Je quitterai bientôt Bénarès pour me rendre dans la ville où le Bouddha a connu l’éveil, Bodh-Gayâ. J’ai beaucoup aimé marcher le long du fleuve sacré. Je n’y ai toutefois mis que les pieds. Je n’ai pas eu le courage de m’y plonger. Je me demande d’ailleurs comment font les gens pour ne pas tomber malade quand on voit tout ce qui y flotte…
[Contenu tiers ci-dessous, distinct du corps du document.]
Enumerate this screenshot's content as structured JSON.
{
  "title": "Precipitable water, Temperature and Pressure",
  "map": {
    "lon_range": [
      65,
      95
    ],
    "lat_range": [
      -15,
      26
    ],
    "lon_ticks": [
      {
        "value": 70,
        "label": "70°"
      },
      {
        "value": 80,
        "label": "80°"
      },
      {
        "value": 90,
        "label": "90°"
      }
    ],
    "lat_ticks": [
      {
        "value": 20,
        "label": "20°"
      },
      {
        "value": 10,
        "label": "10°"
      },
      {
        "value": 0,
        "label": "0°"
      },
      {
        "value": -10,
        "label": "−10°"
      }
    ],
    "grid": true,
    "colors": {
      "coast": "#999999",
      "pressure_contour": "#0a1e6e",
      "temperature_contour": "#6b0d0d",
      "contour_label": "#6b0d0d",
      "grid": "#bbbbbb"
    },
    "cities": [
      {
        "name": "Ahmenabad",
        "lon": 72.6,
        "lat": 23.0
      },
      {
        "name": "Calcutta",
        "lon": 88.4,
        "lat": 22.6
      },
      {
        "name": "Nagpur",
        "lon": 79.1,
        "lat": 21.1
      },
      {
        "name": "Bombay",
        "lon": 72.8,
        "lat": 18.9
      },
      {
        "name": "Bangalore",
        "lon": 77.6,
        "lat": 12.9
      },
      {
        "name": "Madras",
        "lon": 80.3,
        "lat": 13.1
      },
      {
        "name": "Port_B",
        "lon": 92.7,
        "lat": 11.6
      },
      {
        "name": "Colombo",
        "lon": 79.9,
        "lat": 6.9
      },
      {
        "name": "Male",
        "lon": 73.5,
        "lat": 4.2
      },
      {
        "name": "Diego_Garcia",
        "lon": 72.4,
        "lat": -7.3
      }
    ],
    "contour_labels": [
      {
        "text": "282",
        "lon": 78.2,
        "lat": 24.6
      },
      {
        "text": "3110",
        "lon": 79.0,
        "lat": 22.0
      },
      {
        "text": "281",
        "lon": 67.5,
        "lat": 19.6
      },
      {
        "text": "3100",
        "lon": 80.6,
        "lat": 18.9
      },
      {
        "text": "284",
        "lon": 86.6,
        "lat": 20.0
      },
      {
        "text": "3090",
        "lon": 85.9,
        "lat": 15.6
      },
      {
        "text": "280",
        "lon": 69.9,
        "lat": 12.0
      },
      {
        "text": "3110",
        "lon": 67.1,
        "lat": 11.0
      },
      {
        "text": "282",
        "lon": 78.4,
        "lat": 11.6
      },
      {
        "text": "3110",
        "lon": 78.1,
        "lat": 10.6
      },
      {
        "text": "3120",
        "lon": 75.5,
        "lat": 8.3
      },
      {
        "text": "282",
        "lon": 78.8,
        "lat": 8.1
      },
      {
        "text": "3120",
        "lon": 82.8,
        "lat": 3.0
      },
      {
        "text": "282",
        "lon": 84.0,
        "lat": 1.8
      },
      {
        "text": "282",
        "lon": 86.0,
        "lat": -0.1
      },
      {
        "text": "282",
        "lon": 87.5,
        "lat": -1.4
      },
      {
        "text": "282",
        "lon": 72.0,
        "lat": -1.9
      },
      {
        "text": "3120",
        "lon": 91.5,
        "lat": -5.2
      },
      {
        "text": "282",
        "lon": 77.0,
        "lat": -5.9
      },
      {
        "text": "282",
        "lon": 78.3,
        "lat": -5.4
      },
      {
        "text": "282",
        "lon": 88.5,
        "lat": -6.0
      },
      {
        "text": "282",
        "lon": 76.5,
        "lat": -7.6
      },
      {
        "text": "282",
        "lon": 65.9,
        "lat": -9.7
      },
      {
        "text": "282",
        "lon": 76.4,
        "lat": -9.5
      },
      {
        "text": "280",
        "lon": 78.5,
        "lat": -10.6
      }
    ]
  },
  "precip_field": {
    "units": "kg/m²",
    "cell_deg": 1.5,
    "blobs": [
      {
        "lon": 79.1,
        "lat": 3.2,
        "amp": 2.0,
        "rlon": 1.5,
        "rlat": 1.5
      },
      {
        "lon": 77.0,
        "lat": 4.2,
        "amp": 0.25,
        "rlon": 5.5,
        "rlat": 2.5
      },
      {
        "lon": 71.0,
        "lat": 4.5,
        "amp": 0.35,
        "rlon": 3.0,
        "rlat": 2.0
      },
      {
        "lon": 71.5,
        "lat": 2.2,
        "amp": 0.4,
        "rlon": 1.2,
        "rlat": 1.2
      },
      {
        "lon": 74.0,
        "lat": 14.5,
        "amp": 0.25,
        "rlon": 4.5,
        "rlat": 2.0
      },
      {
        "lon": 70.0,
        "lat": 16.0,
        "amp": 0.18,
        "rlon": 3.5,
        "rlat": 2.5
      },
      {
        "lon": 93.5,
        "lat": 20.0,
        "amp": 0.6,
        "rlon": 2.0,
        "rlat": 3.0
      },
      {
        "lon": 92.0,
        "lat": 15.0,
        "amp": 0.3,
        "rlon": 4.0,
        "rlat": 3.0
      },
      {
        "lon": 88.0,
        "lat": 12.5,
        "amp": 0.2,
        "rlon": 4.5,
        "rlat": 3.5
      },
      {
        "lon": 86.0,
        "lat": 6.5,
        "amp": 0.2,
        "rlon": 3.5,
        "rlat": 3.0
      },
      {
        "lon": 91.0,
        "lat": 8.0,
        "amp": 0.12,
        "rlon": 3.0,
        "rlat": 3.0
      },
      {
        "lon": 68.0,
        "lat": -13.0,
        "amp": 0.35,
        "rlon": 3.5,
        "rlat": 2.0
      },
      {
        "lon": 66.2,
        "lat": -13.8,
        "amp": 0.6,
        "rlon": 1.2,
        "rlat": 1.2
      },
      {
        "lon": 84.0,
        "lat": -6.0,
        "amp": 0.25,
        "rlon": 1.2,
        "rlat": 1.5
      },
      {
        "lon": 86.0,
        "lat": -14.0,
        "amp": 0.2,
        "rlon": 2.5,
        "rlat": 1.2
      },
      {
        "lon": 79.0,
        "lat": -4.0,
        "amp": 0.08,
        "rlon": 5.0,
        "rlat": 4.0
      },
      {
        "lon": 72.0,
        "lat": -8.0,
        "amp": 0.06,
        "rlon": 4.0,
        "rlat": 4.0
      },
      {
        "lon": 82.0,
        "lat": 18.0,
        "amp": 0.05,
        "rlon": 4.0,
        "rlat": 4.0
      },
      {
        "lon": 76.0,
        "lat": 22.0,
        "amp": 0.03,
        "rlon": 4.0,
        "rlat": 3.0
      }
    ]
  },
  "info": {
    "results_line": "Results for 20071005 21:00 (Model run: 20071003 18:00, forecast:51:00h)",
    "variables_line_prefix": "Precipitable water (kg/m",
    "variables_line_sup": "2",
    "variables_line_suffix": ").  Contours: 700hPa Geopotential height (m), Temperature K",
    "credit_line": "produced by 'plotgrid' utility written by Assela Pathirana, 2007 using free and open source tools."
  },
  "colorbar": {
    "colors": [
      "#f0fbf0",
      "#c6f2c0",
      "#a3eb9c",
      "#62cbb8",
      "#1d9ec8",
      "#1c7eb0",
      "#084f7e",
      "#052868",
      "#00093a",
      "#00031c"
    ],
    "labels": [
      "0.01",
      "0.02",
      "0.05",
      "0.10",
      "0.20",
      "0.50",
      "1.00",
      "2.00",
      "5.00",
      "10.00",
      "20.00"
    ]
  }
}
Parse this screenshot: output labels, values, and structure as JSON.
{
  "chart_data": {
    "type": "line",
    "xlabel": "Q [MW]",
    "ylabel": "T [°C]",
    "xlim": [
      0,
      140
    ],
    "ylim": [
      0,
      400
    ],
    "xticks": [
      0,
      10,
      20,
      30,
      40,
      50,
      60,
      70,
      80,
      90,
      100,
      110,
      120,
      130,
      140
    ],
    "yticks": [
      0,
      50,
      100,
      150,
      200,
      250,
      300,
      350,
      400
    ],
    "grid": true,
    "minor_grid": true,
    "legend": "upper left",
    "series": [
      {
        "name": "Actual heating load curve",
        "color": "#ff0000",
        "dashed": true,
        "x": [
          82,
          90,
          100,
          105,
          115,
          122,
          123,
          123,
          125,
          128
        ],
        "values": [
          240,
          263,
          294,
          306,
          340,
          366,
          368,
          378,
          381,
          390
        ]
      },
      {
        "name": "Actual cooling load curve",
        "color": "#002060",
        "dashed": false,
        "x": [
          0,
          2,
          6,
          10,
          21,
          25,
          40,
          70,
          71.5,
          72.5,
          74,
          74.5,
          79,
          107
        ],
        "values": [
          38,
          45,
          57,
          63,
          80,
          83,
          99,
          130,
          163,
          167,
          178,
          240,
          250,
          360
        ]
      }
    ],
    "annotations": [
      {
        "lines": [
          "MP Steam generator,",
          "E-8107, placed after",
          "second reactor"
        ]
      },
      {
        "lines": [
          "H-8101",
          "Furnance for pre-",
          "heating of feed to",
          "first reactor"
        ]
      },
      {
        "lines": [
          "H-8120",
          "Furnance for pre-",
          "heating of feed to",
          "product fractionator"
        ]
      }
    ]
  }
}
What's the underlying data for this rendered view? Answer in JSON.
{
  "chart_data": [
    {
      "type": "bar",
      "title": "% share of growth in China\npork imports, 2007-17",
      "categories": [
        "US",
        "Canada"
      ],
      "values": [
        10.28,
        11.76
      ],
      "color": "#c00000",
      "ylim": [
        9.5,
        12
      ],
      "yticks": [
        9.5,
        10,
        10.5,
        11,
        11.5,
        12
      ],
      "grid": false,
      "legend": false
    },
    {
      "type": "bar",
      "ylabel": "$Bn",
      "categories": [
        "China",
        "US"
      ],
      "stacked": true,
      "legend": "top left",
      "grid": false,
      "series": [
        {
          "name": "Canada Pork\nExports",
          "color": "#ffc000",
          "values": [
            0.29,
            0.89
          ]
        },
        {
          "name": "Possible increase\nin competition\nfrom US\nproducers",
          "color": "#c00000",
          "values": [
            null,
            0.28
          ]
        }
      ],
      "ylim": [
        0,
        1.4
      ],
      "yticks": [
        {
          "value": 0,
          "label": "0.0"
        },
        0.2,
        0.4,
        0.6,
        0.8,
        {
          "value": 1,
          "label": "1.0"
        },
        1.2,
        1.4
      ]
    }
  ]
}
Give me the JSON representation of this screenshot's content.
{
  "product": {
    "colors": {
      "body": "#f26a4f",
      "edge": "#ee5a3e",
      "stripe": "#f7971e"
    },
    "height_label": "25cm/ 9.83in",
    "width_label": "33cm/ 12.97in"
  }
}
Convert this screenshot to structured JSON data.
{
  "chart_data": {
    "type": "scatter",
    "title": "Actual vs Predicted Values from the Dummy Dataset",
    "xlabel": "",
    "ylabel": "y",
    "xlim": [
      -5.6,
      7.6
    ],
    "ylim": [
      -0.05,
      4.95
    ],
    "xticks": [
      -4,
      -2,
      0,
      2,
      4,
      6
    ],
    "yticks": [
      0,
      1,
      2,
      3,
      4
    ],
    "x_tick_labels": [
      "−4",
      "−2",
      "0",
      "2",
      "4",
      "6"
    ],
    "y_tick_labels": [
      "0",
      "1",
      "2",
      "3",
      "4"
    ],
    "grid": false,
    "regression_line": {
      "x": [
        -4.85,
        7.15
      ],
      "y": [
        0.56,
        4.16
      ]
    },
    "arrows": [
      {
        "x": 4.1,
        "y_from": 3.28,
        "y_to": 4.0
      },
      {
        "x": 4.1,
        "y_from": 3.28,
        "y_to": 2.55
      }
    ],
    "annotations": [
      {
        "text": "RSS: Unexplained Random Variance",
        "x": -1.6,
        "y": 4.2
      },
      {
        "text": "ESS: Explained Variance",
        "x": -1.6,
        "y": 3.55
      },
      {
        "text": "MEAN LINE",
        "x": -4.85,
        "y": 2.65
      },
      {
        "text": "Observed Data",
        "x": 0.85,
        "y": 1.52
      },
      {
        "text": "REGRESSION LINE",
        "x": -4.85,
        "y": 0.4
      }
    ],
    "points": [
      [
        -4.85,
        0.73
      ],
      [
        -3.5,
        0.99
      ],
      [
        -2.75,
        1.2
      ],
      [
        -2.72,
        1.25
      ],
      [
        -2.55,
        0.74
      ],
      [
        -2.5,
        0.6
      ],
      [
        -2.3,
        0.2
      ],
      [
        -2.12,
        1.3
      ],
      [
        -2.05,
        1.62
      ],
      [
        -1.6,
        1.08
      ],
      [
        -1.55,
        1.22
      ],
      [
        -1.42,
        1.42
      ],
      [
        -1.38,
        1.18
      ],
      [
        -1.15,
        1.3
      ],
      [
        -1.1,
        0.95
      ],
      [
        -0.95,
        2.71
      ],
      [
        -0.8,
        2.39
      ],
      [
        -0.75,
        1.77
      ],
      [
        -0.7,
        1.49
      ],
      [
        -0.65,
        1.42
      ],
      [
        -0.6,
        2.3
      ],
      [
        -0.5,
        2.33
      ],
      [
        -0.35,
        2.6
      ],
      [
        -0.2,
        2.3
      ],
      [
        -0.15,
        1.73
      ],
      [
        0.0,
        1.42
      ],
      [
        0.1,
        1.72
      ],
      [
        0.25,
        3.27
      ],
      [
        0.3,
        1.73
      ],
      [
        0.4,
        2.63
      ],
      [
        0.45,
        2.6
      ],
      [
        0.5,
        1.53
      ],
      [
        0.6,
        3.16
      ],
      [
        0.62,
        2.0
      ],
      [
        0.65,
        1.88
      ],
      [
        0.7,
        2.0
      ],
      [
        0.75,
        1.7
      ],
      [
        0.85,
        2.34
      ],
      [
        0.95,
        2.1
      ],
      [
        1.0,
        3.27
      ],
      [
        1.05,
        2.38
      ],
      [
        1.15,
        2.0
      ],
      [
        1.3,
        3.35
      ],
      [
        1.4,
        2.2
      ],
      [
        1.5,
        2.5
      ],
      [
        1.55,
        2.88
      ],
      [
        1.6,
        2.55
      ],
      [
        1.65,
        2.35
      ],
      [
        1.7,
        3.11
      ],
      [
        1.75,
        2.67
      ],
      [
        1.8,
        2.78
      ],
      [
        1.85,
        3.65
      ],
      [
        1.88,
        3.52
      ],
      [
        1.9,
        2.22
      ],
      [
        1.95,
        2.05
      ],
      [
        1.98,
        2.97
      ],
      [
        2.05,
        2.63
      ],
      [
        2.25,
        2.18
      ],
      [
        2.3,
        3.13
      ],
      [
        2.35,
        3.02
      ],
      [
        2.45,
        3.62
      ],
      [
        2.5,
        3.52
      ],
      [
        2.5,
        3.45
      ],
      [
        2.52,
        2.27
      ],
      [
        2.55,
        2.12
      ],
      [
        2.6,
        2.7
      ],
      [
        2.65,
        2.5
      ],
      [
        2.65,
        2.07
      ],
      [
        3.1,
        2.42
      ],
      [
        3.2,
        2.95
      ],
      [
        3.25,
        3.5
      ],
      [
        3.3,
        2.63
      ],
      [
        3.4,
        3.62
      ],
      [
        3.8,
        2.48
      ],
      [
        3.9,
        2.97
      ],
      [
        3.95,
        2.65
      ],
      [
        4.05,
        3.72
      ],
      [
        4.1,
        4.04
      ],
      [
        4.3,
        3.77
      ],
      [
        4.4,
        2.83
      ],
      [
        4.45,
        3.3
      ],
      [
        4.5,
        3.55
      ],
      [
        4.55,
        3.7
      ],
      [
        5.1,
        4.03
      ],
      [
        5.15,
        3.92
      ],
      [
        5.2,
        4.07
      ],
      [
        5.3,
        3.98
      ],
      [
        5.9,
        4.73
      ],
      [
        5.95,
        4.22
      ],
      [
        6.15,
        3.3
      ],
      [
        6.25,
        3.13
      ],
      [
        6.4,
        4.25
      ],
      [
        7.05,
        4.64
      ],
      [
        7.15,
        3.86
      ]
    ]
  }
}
On suggère de passer au moins cinq jours à Vârânasî-Bénarès, j’y serai restée 44 jours, le temps de me faire des amies bénévoles comme moi, et enfants des ghâts qui voulaient se faire prendre en photo. Je pense que je n’oublierai jamais Bénarès, le Gange, les sâdhus, les enfants, la chaleur, les odeurs, les bateaux, les pèlerins, les chiens, les vaches, les chèvres…

Dispensaire

Une adresse où les gens peuvent aider les plus démunis pour qu’ils obtiennent des soins médicaux: www.agirpourbenares.org Je connais ceux qui s’en occupent et ils font vraiment du bon boulot. Ils vont directement sur les ghâts où enfants et adultes viennent se faire soigner. Il y a aussi un dispensaire. Dès qu’ils auront plus d’argent, ils vont en ouvrir un autre. Les soins sont donnés presque gratuitement.